Why you should care
Forget Orange Is the New Black. Ferranti’s books are among the most realistic looks into prison life.
Over the last 21 years, 43-year-old Seth Ferranti earned a master’s degree, got married, launched a writing career and founded a publishing house. And he did it all from behind bars.
In 1993, Ferranti, a 22-year-old high school dropout, was sentenced to 304 months in prison. The self-proclaimed “rebel without a cause” was a first-time, nonviolent offender whom prosecutors had deemed a drug kingpin. In late July, after serving the required 85 percent of his federal time and getting 10 months chopped off his sentence for completing drug rehab, Ferranti walked out of the Federal Correctional Complex.
It feels like forever. I spent 21 years in prison, and that whole time in prison is like a distant memory.

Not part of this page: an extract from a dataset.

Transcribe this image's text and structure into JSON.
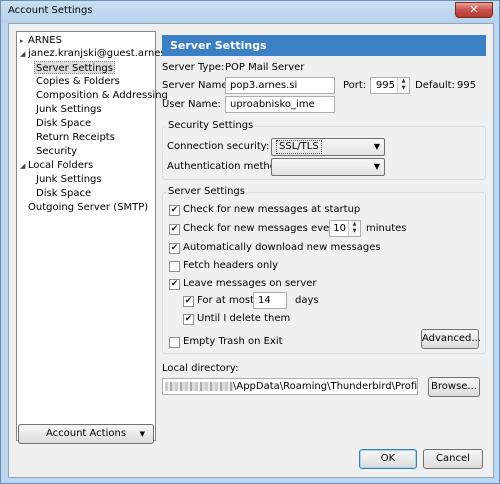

How does a child of the suburbs with “very loving and supportive parents” end up sentenced to 25 years in prison? According to Ferranti, who resides in a halfway house in St. Louis, “I was a kid. I made a mistake. I was a little misguided. I was addicted to drugs, self-destructive.” Ferranti tells OZY that while he was a drug dealer, he was no Tony Montana — just a casual supplier of LSD and marijuana to college kids on the East Coast. But prosecutors, he says, judged him on what they thought he could become. “They looked at what I had set up and thought, ‘You know, this guy could really start cranking stuff out. He could really have a big organization.’ ” It was big, according to the U.S. attorney — Ferranti and his crew distributed more than 100,000 doses of LSD in the Fairfax, Virginia, area. The prosecutor put the street value for each dose at $3 to $5.
At the same time, Ferranti began correspondence courses in creative writing and worked on the short stories that would turn into his first book, Prison Stories. The idea behind the book, Ferranti says, was to provide readers with a 1990s version of prison books, such as 1981’s In the Belly of the Beast. Finding that the independent publishers who showed interest in Prison Storieswanted him to tone down his “too raw and too real” work, and make it more about the street and less about prison, Ferranti got entrepreneurial and started his own imprint, Gorilla Publishing. The 6-foot-2-inch, athletically built Ferranti, who fancied himself a Jim Morrison/Henry Rollins type in his younger years, made the most of his time, keeping his head down, getting educated, beginning a productive writing career – following in the footsteps of writers such as Edward Bunker and Dannie Martin – and even getting married. He began with poems published in various fanzines and branched out into covering intramural sports, mainly basketball, on the prison yard. That’s how he met publishers of the street magazines Don Diva and F.E.D.S. As Ferranti recalls, the “homeboys” of the founder of Don Diva— which was also founded from inside a prison — asked him to write a first piece on prison basketball player Ron Jordan.
Certainly, his work isn’t for everyone. It’s not always polished, per se — and it can be more than tough to swallow. But if you’re in the market for work that tells you about prison and the streets, Ferranti’s your guy, says Ethan Brown, an investigative journalist and author of Snitch, a book about the criminal justice system and the prison population.Ferranti knows “the more significant players in the streets precisely because he served time with many of them,” Brown says.
The former felon is quick to point out that his wife, Diane, whom he met in St. Louis six months before he went to prison, while running marijuana from Dallas to St. Louis, is the driving force behind the publishing company and website. Ferranti wrote on a typewriter from inside the prison; he mailed out manuscripts, which Diane edited and converted to Word docs. They discussed edits through the mail, sending letters back and forth. On the inside, Ferranti faced “countless” problems from prison officials for trying to run a business behind bars. So he told them it was all in his wife’s name and under her management.
Ferranti’s problems didn’t end with his book publishing. Sometimes the subjects he covered in the articles he was writing for magazines and websites, such as the drug trade, cigarette trade and cell phones in prison, got him sent to the hole. “The prison staff would come and lock me up, and they told me, ‘Ferranti, we don’t care about your writing. But you pissed the warden off, you pissed the assistant warden off, so we’re going to lock you up, and you’re going to sit back here for 30 to 60 days. Think about what you write so you don’t piss off our bosses again.’”
Even getting a degree was controversial; Ferranti’s parents, who were footing the bill for his classes, which cost in the $30,000 range, were forced to contact their senator after their son was denied access to the 20 books required for a previously approved literature course. Why? Not because of the content of the books, but because prisoners are allowed to have only five books in their property at any given time, he says.
When I met Ferranti, he was eight weeks out of prison and on his first weekend pass from the halfway house. Of those eight weeks, Ferranti says, “It feels like forever. I spent 21 years in prison, and that whole time in prison is like a distant memory.” Today, he is is currently “underemployed” as a line cook in the St. Louis area, where he makes $9 an hour. His future goals are to keep writing and to move into documentary filmmaking. As he said, minutes before heading to work, “I have a lot of time to make up.”